Osteopathische Behandlung der Beckenorgane

Die osteopathische Behandlung der Beckenorgane kann in ausgewählten Fällen sinnvoll sein, wenn funktionelle
Einschränkungen im Becken- oder Bauchraum bestehen und äußere Techniken nicht ausreichen. Auf dieser Seite erhalten Sie
eine fachliche Einordnung, wann eine solche Behandlung in Betracht gezogen wird, wie sie abläuft und was vorab zu beachten ist.

Eine interne Untersuchung oder Behandlung erfolgt nicht routinemäßig, sondern nur nach individueller Abwägung,
ausführlicher Aufklärung und mit Ihrem ausdrücklichen Einverständnis.


Wann ist eine osteopathische Behandlung der Beckenorgane sinnvoll?

Sind Organe oder Gewebestrukturen im kleinen Becken in ihrer Beweglichkeit eingeschränkt, kann dies funktionelle Beschwerden
begünstigen. Ziel osteopathischer Techniken ist es, Spannungen zu regulieren, Mobilität zu unterstützen und das Zusammenspiel
der beteiligten Strukturen zu verbessern. Die Wirkung kann individuell unterschiedlich ausfallen; eine Erfolgsgarantie kann nicht gegeben werden.

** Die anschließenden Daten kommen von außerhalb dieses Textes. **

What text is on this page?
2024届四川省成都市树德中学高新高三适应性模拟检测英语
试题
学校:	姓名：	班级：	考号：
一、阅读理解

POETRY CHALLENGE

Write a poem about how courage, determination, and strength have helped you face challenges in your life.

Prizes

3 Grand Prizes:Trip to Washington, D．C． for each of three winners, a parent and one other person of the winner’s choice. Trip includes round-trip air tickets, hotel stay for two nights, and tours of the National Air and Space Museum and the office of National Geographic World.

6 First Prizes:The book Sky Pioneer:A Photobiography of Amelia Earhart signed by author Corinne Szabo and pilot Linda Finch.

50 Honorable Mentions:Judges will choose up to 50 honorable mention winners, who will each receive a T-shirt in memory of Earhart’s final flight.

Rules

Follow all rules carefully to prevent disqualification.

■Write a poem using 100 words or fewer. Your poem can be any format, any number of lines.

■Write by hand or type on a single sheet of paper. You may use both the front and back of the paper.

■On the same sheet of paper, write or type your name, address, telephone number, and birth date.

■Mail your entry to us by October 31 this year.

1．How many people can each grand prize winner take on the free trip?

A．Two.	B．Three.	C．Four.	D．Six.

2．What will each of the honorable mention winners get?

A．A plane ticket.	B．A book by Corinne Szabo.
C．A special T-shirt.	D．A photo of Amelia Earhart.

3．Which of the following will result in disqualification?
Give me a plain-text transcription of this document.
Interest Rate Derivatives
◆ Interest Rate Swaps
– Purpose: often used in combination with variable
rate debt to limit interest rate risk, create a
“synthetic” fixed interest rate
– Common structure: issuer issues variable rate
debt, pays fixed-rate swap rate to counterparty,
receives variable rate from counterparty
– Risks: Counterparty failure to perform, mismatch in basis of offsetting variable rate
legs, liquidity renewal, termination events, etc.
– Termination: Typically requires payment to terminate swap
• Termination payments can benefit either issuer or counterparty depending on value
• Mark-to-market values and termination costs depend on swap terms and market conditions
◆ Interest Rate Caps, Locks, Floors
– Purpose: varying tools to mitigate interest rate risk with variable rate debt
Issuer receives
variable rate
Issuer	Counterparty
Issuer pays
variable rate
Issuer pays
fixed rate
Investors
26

Eine Behandlung kann im Einzelfall in Erwägung gezogen werden, zum Beispiel bei:

  • funktionellen Beschwerden im kleinen Becken
  • Becken-, Kreuz- oder Steißbeinschmerzen
  • Beschwerden beim Wasserlassen oder bei der Darmentleerung ohne klaren organischen Befund (nach ärztlicher Abklärung)
  • Beschwerden nach Operationen (nach ärztlicher Abklärung)
  • Menstruationsbeschwerden oder zyklusabhängigen Spannungszuständen

Ob eine interne Behandlung sinnvoll ist, wird stets individuell entschieden.


Ablauf, Sicherheit und Grenzen der Behandlung

Interne osteopathische Techniken werden behutsam und unter Beachtung hygienischer Standards durchgeführt (z. B. mit Handschuhen).
Vor jeder internen Behandlung erfolgt eine ausführliche Aufklärung. Die Behandlung sollte schmerzarm sein.

Eine Behandlung findet nur statt, wenn keine Kontraindikationen vorliegen und Sie ausdrücklich zustimmen. Sie können die Untersuchung
oder Behandlung jederzeit abbrechen.


Wann sollte vorab ärztlich abgeklärt werden?

  • ungewöhnliche oder anhaltende Blutungen
  • akute Schmerzen unklarer Ursache
  • Fieber oder Infektionsverdacht
  • Verdacht auf Schwangerschaft

Bei entsprechenden Hinweisen ist vor einer osteopathischen Behandlung eine ärztliche Abklärung erforderlich.


Häufige Fragen

  • Ist eine interne Behandlung verpflichtend? Nein. Sie erfolgt nur, wenn sie sinnvoll erscheint und Sie ausdrücklich einwilligen.
  • Kann ich abbrechen? Ja. Sie können die Untersuchung oder Behandlung jederzeit abbrechen – ohne Nachteile.
  • Findet das beim ersten Termin statt? Üblicherweise nicht. Häufig werden zunächst äußere Techniken genutzt.
  • Was muss ich vorher beachten? Bei auffälligen Blutungen, akuten Beschwerden oder Infektionsverdacht ist vorab eine ärztliche Abklärung notwendig.